Relationship between Factors Related to Implementation of Haze Control Measures and Respiratory Health of Communities
Keywords:
Haze, Respiratory diseases, Haze control measure, Northern ThailandAbstract
Haze smoke has been a seasonal problem in upper northern Thailand for more than a decade. Biomass burning of agricultural wastes and forest fire are significant sources of haze smoke. Haze smoke regularly occurs in the summer seasons. The local authorities in the haze-smoke affected areas comprehensively implement various kinds of measures to reduce haze smoke and its impacts on human health.
We conducted an ecological study to examine the relationship between the factors related to the implementation of haze smoke control measures and the respiratory health of the communities residing in Mueang districts (urbanized areas) of five provinces located in upper northern Thailand, i.e., Chiang Mai, Chiang Rai, Mae Hong Son, and Nan. The factors related to haze smoke control implementation which were the focus of this study included the number of different interventions implemented, primary organizations responsible for the intervention plans, implementation periods, budget allocation, target group of the implementation, and implementation frequency.
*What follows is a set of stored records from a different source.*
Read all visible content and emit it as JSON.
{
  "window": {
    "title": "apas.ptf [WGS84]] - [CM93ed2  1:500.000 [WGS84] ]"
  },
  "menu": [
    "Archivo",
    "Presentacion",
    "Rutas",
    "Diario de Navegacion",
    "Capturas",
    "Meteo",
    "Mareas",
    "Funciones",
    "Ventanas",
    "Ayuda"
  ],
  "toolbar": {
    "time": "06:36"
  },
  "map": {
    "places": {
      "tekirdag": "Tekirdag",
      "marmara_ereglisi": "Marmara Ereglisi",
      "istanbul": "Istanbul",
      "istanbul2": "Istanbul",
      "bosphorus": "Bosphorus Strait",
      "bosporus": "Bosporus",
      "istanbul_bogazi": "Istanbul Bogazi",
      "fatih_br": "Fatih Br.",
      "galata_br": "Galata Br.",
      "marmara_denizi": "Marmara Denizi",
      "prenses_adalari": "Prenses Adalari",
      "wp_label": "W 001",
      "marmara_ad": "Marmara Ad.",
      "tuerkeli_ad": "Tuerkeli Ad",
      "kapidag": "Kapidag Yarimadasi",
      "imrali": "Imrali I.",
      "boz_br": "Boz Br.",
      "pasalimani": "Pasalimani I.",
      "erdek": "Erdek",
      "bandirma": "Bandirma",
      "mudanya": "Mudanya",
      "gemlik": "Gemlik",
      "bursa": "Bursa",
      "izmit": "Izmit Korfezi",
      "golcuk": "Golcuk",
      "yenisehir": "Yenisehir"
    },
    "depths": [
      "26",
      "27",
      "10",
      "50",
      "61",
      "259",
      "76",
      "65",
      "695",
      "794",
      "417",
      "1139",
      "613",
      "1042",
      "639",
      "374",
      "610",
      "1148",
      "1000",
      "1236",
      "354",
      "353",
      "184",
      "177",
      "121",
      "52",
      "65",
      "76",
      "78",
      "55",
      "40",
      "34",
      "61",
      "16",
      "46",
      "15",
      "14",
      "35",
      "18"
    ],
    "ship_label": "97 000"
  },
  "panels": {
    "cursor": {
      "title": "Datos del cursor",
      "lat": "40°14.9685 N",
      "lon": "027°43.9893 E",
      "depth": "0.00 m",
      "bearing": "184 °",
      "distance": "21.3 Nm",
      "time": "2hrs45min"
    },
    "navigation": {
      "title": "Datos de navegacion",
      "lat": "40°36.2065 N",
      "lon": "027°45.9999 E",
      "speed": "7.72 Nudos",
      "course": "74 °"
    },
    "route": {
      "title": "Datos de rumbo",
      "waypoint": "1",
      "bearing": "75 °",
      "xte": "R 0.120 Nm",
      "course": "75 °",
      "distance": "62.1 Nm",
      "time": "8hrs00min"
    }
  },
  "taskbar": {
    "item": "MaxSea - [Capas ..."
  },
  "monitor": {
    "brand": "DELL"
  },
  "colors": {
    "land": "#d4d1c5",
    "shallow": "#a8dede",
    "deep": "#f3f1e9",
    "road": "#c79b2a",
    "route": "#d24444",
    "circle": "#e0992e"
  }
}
We extracted these data for 2015 to 2016 from the governmental data records available at local authorities who are responsible for haze smoke control prevention and control, i.e., local hospitals, Local Administrative Authorities, and Provincial Natural Resources and Environment Departments in the study areas. In the same period, we obtained data on outpatient visits due to respiratory diseases (ICD10: J00-J99) and data on their residential areas from hospital records available at the Strategy and Planning Division, Ministry of Public Health.
The five study districts consisted of 732 villages, of which 542 and 532 provided complete data in 2015 and 2016, respectively, for use in the analysis. We used a Poisson regression model to assess the relationship between the factors related to haze smoke control implementation in the villages and the risk of outpatient visits due to respiratory diseases in the villages, controlling for year, and villages' risk populations for respiratory illnesses, i.e., those aged <5 years and aged 65 years and over. We found a significantly increased risk of respiratory illnesses among villagers residing in the haze-smoke affected areas, which were associated with multiple factors. These factors included implementing less than four different haze control interventions per year, not implementing interventions all-year-round, no budget allocation for the implementation, implementation less than 30 times per year, haze control implementation under the annual plan of provincial or local authorities, and non-community targeted implementations.
In conclusion, the findings indicate that the communities’ respiratory health is associated with a range of factors involving haze control implementation of local governmental agencies in haze smoke areas. The results provide beneficial information for local authorities responsible for haze smoke prevention and control and community health to improve the effectiveness of haze control measures in the affected areas. Further studies to confirm the findings are suggested when data on socio-economic status, cultural status, and environmental conditions of communities in the haze-smoke affected areas become available, so that the effects of these factors can be evaluated.